Chris Saitta, CEO of REOTrans, said regardless of the volume that will foreclose, there is already a high amount of foreclosures, and there is not a real estate market or a financing environment available to push those out at a quick pace. That is why many lenders and servicers are considering a rent-and-hold strategy.

Several major services have told Robert Mackey, director in servicer evaluations, Standard & Poor’s, that they are starting to see multiple bids for some of their REOs. Prospective buyers are showing up at foreclosure sales and there is bidding going on. On a positive note, Mr. Mackey is starting to hear a bit of good news out of California. The prices of REO homes may be discounted to the point where “it’s almost giving it away,” Mr. Mackey said.

It used to be investors would come in and buy foreclosed homes and REOs and flip them. It’s not the environment to do that anymore, added Mr. Saitta. “It’s a buy-and-hold strategy now. Even the investors that are coming in who either have financing or all cash are buying and then going to a rental.” The roundtable participants agreed the HAMP modifications will put a dent in foreclosure numbers, but it’s a tsunami that’s coming.

“You’re going to see some pockets of success, you’re going to see this program implemented, maybe some new programs, nonretention strategies come out,” Rich Rollins, chief executive officer of Infusion Technologies, told the group.

Servicers don’t have the technology platforms in place to be able to drive a lot of the processes very quickly through the system. Ron Morgan, CEO of Sterling Home Retention Services, described how Fannie has just received direction from the Treasury that they want tighter control and they want more participation in the servicers themselves.

“The servicers so far, it’s amazing, because there’s not one company or one bank or one institution that can handle the type going from 4% or 5% delinquencies and even 9% or 10% in the subprime world to 25% or 30%. But they’re still kind of slow and resistant to engaging how many outsourced vendors, additional contractors or people that are experts in our channel than they really could.” Mr. Rollins agreed, saying servicers don’t have the time or resources to put into technology. “It’s people like us who have put the money and time into technology and standardization of processes, who have work flow, who have business rules, who have those kind of things that give the lift, it’s the aggregate of what we can do for the industry, I believe, that will help to make the difference,” Mr. Rollins said. Regarding the Home Affordable Modification Program, Greg Hebner, president of MOS Group, said what the industry is seeing substantial decreases in payments, as much as 30%-50%, during the trial period.
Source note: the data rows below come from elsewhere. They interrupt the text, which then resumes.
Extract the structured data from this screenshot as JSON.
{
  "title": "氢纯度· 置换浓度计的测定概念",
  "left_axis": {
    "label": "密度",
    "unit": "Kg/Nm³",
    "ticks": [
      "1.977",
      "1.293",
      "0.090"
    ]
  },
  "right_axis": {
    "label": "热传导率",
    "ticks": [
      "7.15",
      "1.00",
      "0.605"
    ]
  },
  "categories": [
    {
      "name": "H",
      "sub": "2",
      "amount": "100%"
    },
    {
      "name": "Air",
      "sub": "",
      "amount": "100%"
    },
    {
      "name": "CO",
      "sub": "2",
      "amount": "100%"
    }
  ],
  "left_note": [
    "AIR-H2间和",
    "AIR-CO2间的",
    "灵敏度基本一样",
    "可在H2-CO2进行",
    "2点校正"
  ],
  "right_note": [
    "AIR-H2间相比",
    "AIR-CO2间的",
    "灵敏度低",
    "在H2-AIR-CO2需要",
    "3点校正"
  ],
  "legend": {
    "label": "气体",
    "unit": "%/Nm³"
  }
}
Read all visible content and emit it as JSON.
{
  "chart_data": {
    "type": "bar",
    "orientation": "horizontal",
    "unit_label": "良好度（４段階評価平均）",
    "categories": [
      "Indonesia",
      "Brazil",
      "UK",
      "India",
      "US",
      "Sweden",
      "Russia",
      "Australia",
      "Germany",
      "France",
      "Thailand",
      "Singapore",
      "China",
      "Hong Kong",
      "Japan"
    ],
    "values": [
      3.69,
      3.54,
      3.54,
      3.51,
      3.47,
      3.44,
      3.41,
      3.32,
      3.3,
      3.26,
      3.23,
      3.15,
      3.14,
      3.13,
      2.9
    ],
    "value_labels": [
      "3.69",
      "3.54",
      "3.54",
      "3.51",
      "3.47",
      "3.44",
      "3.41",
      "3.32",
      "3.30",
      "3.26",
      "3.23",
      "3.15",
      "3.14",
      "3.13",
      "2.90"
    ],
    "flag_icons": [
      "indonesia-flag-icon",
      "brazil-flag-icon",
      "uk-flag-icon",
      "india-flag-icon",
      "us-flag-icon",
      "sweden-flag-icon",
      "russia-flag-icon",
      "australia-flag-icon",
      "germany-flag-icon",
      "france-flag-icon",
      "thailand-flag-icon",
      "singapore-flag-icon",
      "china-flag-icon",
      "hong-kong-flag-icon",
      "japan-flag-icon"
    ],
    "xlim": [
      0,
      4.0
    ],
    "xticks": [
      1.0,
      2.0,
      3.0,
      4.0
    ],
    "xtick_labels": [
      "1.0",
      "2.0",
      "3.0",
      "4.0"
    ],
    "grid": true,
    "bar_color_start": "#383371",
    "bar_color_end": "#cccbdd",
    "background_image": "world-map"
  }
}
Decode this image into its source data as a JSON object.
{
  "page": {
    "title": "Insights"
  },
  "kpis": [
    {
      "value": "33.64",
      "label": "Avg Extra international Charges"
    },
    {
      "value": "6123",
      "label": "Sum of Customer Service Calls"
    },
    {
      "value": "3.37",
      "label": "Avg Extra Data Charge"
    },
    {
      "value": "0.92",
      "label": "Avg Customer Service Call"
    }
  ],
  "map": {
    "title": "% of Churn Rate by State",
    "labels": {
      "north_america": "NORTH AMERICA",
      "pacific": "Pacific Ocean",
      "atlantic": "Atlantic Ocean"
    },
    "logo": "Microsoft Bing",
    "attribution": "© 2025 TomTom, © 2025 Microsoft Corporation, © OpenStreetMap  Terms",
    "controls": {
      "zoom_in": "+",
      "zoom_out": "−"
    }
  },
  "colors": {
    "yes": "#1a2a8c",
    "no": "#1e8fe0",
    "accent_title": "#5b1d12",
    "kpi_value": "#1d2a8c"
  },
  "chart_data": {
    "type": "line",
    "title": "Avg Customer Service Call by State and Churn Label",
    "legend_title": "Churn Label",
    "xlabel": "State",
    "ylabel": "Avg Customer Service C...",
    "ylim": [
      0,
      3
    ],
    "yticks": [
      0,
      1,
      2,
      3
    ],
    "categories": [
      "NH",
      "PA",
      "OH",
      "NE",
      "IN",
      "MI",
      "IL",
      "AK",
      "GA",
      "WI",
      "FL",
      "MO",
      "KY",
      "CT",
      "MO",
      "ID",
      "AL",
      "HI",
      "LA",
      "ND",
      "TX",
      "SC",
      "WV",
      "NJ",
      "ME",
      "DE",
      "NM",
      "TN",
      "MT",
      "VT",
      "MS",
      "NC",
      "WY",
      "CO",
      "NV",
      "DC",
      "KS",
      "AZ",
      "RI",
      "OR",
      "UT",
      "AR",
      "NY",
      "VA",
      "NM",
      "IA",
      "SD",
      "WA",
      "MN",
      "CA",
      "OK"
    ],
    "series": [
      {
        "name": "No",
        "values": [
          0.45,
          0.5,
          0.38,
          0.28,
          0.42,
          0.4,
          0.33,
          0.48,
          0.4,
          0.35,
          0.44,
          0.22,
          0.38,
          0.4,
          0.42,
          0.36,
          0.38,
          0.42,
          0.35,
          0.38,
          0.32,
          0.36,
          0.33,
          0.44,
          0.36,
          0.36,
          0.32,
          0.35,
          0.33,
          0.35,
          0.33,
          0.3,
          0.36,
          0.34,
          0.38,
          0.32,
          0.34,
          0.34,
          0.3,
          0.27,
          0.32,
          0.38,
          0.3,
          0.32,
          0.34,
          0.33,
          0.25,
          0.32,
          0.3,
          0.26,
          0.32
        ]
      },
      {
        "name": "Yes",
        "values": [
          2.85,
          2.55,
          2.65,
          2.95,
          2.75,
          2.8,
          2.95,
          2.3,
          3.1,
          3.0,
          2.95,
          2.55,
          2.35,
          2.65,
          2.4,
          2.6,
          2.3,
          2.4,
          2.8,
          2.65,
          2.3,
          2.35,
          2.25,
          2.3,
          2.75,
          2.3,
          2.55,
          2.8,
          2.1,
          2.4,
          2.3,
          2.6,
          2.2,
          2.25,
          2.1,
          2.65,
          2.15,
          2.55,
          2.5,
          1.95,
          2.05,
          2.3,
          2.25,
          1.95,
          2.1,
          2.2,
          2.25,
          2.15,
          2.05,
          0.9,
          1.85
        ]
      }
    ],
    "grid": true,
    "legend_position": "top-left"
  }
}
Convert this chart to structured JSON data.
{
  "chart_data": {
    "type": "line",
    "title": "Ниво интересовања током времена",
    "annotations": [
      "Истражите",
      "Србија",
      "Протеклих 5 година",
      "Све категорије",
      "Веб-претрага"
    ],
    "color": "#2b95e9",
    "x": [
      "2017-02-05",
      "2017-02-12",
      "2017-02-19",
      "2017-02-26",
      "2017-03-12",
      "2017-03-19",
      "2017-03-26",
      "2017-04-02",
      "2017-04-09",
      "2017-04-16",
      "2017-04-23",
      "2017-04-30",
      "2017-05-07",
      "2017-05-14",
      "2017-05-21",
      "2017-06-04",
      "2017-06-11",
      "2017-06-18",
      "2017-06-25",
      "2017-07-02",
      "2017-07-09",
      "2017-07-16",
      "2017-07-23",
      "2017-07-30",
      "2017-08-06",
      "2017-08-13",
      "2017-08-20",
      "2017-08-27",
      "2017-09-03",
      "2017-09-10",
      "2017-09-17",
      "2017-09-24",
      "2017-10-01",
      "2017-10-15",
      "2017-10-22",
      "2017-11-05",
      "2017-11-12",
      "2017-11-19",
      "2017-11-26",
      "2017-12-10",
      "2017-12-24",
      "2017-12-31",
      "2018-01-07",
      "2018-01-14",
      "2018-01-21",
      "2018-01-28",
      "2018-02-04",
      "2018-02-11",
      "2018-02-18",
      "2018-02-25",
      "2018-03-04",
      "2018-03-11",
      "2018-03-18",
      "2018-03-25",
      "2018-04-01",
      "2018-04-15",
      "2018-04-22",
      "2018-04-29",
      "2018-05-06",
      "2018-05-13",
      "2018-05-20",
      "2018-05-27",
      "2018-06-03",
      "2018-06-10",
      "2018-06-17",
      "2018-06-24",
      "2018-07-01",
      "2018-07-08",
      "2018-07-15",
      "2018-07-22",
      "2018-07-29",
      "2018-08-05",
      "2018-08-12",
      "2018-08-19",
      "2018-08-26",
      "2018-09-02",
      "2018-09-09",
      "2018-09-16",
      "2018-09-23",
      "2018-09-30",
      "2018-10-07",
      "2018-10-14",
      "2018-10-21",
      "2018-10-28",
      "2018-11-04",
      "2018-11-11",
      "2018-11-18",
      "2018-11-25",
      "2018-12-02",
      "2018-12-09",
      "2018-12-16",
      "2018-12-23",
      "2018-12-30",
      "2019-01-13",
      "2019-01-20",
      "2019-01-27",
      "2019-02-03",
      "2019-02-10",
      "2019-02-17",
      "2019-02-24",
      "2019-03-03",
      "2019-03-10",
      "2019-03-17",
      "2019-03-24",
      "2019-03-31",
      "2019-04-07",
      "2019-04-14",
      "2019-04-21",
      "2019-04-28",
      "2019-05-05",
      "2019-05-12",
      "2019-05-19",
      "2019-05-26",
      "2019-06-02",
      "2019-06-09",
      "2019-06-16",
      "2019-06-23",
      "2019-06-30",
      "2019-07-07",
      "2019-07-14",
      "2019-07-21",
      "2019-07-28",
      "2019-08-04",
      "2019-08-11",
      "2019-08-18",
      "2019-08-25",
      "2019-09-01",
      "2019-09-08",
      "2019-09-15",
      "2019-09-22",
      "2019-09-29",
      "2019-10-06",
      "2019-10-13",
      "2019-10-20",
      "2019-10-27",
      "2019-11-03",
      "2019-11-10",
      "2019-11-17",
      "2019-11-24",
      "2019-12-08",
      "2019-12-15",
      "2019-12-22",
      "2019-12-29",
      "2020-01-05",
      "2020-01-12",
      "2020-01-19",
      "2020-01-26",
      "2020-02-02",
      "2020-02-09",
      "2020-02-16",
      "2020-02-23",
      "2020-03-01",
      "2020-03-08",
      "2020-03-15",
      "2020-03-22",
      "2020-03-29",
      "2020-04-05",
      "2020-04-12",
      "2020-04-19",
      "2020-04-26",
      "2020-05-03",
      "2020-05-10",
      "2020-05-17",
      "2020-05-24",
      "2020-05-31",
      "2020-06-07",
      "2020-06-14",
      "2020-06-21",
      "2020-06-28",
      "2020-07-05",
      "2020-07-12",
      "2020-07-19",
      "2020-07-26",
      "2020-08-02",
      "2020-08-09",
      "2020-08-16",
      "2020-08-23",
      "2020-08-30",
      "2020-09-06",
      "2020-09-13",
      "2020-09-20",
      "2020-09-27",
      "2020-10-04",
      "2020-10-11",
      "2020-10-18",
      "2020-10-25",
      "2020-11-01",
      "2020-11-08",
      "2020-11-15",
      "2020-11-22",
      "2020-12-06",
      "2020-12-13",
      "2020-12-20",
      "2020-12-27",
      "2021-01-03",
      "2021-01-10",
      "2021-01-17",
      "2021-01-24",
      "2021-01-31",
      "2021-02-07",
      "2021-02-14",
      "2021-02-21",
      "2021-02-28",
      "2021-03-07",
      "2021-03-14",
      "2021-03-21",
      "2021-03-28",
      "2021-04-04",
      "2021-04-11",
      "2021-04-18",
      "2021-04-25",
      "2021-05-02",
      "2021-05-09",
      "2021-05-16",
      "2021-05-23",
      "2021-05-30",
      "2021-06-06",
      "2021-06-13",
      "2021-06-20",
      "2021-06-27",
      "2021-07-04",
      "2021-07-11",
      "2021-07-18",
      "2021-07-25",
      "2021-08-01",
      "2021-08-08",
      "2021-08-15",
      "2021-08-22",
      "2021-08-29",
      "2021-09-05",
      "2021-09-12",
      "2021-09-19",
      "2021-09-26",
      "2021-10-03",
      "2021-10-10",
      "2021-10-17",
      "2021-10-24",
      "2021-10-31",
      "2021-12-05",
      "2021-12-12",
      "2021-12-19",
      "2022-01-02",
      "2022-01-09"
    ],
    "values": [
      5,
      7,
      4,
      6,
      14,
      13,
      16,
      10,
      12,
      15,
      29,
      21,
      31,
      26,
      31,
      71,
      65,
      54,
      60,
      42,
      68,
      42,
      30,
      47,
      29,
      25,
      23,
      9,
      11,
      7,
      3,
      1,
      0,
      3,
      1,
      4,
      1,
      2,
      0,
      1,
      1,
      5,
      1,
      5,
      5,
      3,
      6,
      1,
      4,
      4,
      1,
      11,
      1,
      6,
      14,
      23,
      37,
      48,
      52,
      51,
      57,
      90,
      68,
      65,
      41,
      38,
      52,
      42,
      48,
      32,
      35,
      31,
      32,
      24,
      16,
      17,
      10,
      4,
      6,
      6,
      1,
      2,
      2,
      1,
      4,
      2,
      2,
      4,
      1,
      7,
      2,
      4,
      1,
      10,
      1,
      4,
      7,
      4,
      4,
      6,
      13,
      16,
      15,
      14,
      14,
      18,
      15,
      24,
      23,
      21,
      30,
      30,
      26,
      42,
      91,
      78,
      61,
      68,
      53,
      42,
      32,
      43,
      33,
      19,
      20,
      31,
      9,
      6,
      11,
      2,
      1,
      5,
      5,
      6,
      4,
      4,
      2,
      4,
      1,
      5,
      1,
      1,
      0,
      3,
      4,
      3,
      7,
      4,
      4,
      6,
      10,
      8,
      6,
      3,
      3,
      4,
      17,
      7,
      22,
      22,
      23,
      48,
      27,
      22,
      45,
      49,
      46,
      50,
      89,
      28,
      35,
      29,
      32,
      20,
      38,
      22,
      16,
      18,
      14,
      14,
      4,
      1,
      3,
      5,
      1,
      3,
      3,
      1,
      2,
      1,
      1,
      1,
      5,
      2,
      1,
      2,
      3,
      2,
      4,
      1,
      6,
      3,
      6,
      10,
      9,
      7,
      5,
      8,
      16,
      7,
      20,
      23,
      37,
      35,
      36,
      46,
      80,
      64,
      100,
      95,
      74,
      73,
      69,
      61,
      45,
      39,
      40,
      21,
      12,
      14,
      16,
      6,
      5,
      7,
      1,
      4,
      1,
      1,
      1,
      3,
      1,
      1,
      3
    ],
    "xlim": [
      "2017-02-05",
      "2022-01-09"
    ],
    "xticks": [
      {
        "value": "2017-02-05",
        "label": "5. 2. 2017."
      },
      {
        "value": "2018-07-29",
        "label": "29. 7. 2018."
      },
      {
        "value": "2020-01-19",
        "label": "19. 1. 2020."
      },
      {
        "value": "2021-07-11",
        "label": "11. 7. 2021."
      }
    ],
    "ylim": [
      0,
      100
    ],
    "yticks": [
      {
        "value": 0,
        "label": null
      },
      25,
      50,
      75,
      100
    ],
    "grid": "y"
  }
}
“The chances of the borrower who is struggling to make a $2,000 mortgage payment, to make an $1,100 mortgage payment, I think the opportunity to see a much higher success rate are there,” said Mr. Hebner.

“I think what was missed and not being privy to how much interaction between the major servicers and the government happened prior to roll out is, there’s a lot of complexity in this process and it is really a challenge to balance resources with demand.”

Frank Liddy, vice president of Genpact, stressed the point that as clarity gets refined, competence will be built out for HAMP users.

“Now as someone in the outsourcing community, I find it very interesting that as we all go through the stages of clarity definition, we’re all learning this through. But when I think about where outsourcers can play a role here, it’s clearly on the competency side to bring in both originations and servicing experience and expertise,” Mr. Liddy said during the roundtable.

“It’s clearly capacity, although I would say I think there’s going to be a lot of questions about do you outsource this work to a provider that takes it offshore? So as a provider, I’ve been very conscious of architecting our outsourcing solution from the industry and saying, everything we will do for the industry will be 100% onshore. I think that overcomes a lot of concerns, considerations about who is going to be doing the work.”